After Vardanega completed chemo and immunotherapy treatments in Utah, the couple decided to transfer to UC Davis Medical Center because her parents live near Sacramento. It felt like one way to take back some control and be close to family. Vardanega had her bone marrow transplant there in February, a procedure that required more chemo and radiation beforehand and intense aftercare.

The transplant wiped out Vardanega’s immune system and gave her a brand new one that needs time to build up. Although a successful procedure, it couldn’t have come at a worse time.

News had been swirling about the spread of a novel coronavirus that emerged in Wuhan, China. It wasn’t long before COVID-19 earned pandemic status.

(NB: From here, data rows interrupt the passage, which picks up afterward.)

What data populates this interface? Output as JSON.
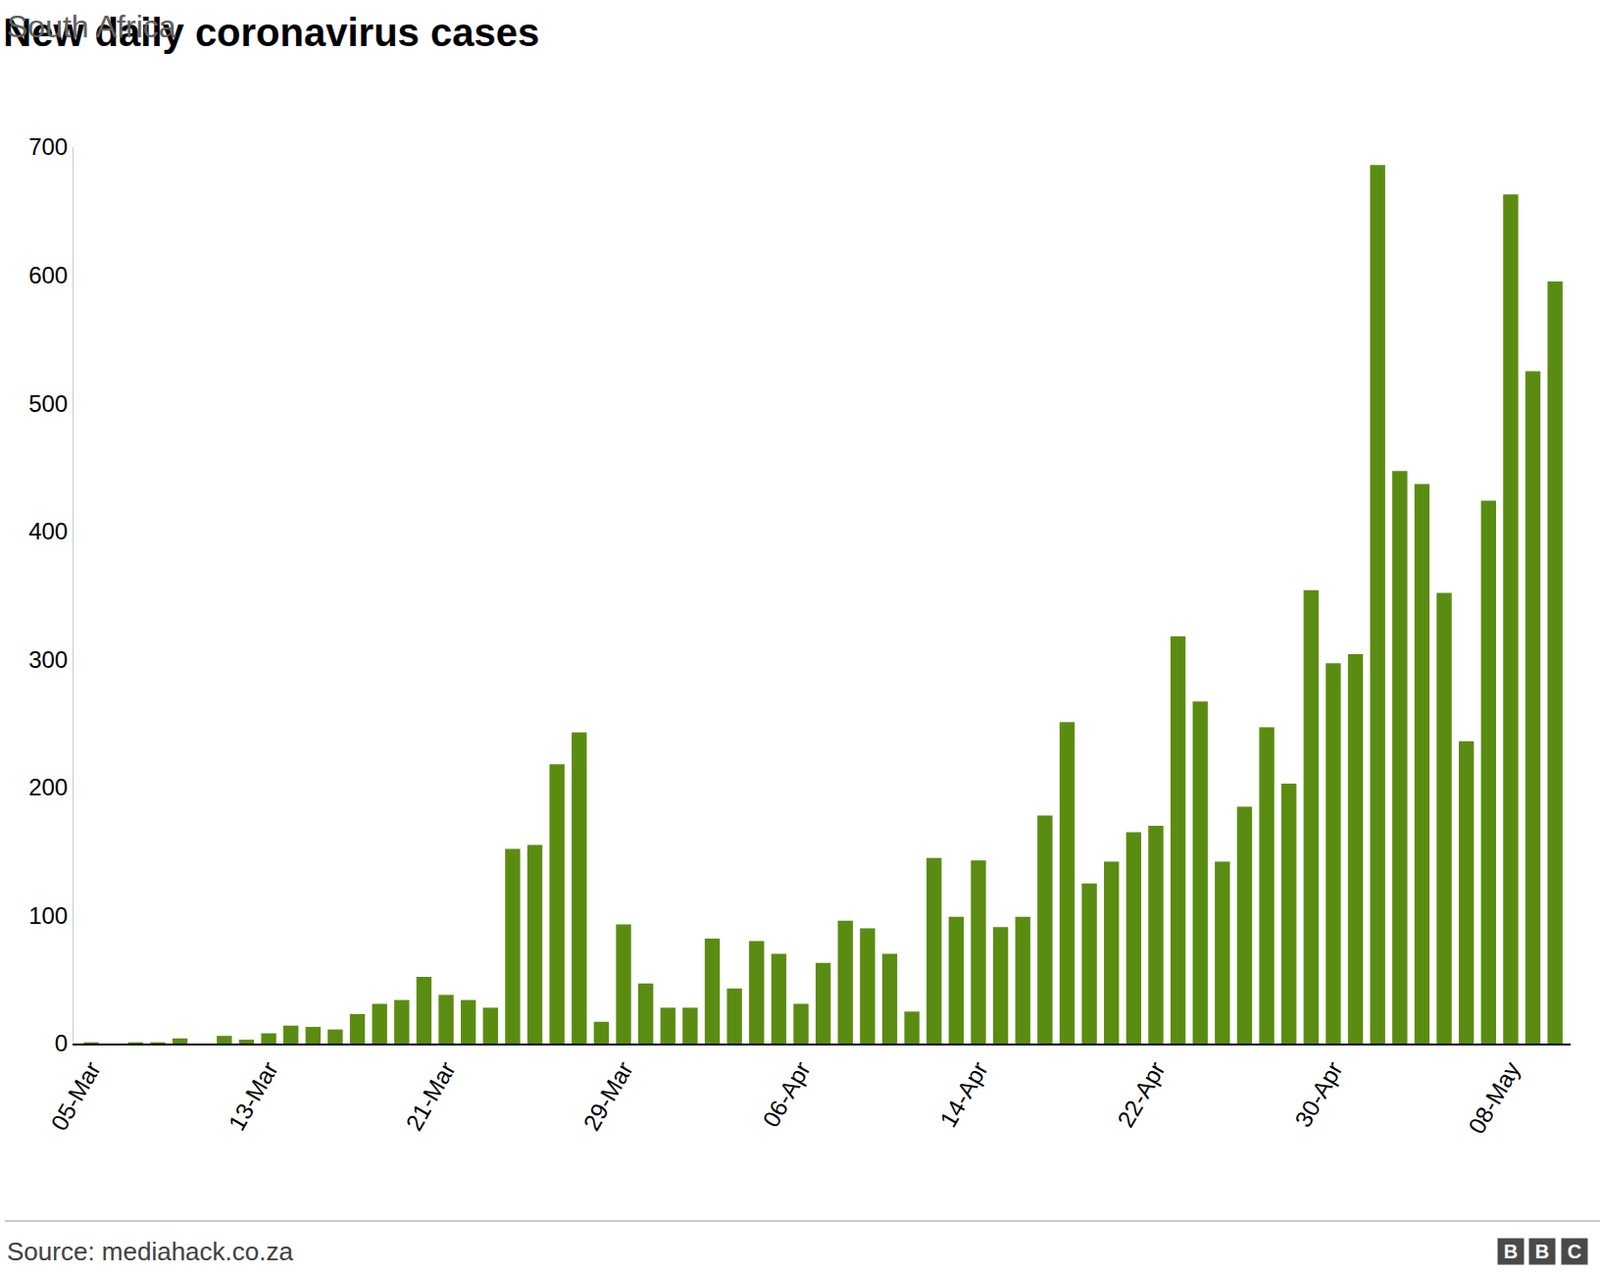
{
  "chart_data": {
    "type": "bar",
    "title": "New daily coronavirus cases",
    "subtitle": "South Africa",
    "source": "Source: mediahack.co.za",
    "logo": "BBC",
    "categories": [
      "05-Mar",
      null,
      null,
      null,
      null,
      null,
      null,
      null,
      "13-Mar",
      null,
      null,
      null,
      null,
      null,
      null,
      null,
      "21-Mar",
      null,
      null,
      null,
      null,
      null,
      null,
      null,
      "29-Mar",
      null,
      null,
      null,
      null,
      null,
      null,
      null,
      "06-Apr",
      null,
      null,
      null,
      null,
      null,
      null,
      null,
      "14-Apr",
      null,
      null,
      null,
      null,
      null,
      null,
      null,
      "22-Apr",
      null,
      null,
      null,
      null,
      null,
      null,
      null,
      "30-Apr",
      null,
      null,
      null,
      null,
      null,
      null,
      null,
      "08-May",
      null,
      null
    ],
    "values": [
      1,
      0,
      1,
      1,
      4,
      0,
      6,
      3,
      8,
      14,
      13,
      11,
      23,
      31,
      34,
      52,
      38,
      34,
      28,
      152,
      155,
      218,
      243,
      17,
      93,
      47,
      28,
      28,
      82,
      43,
      80,
      70,
      31,
      63,
      96,
      90,
      70,
      25,
      145,
      99,
      143,
      91,
      99,
      178,
      251,
      125,
      142,
      165,
      170,
      318,
      267,
      142,
      185,
      247,
      203,
      354,
      297,
      304,
      686,
      447,
      437,
      352,
      236,
      424,
      663,
      525,
      595
    ],
    "color": "#5b8c12",
    "ylim": [
      0,
      700
    ],
    "yticks": [
      0,
      100,
      200,
      300,
      400,
      500,
      600,
      700
    ],
    "grid": false
  }
}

Cases started popping up around the U.S. and spread quickly. The first case of community transmission in the U.S., meaning a source could not be traced, was confirmed in Solano County, California.

The patient was hospitalized at UC Davis Medical Center, where Vardanega was still recovering from her transplant.


Vardanega was able to move into her parents house the first week of March, which was far more insulated from disease than the hospital.

At the time, she was anxious about the virus. But that soon dissolved into disappointment.

“I felt like I had finished treatment and so I was moving back to normal life, everything will be fine in a couple of months and I’ll start getting my old life back,” Vardanega said. “And then the pandemic happened.”

Vardanega also became frustrated when she heard how some were responding to stay-at-home mandates. People complained of having to quarantine and wear a mask, but those requirements seemed like a small price to pay to stay healthy.

“This doctor told me, Kristen, if you want to go out in the hallway or you want to go outside, you can just wear this mask. I was like ‘Great. I’m so glad there’s this piece of packaging that I can wear so I can go feel the breeze on my face during this hospital stay. This is a miracle,’” she said.

Vardanega said she understands the pandemic has been challenging for everyone and why people are uncomfortable living with restrictions. But she also doesn’t want to live under lockdown, and the virus spreading makes that necessary.

VanRoekel feels the same frustration and anger. He said when the virus arrived, he was convinced that officials would take control of the situation and prevent further spread. He’s lost faith that will happen.

“I’m much less fearful of the disease now than our response not containing the virus,” VanRoekel said.

For one thing, VanRoekel said, officials should have required wearing a mask in public a long time ago. He said a society’s strength should be measured by how well it takes care of its most vulnerable members.

“Our leaders, our elected officials, work for us, for their constituents. It doesn’t matter if a data-driven public health mandate is going to be unpopular,” VanRoekel said.

Gov. Steve Bullock enacted a statewide mask mandate Wednesday.

Meanwhile, Vardanega is doing all she can to protect herself. She works from home and only leaves to ride her bike and exercise. She’ll likely petition to take all of her college classes online in the fall. She has strict rules for friends who visit, and doesn’t see those who’ve had possible exposure to the virus.

Vardanega said she’s just as uncomfortable living this way as anyone else is with quarantine. It’s not a sustainable lifestyle. She can only hope that people will make personal decisions that curb the spread of COVID-19 and make it possible for her to return to some semblance of normalcy.

“The logistics of life don’t afford me the opportunity to stay at home indefinitely,” Vardanega.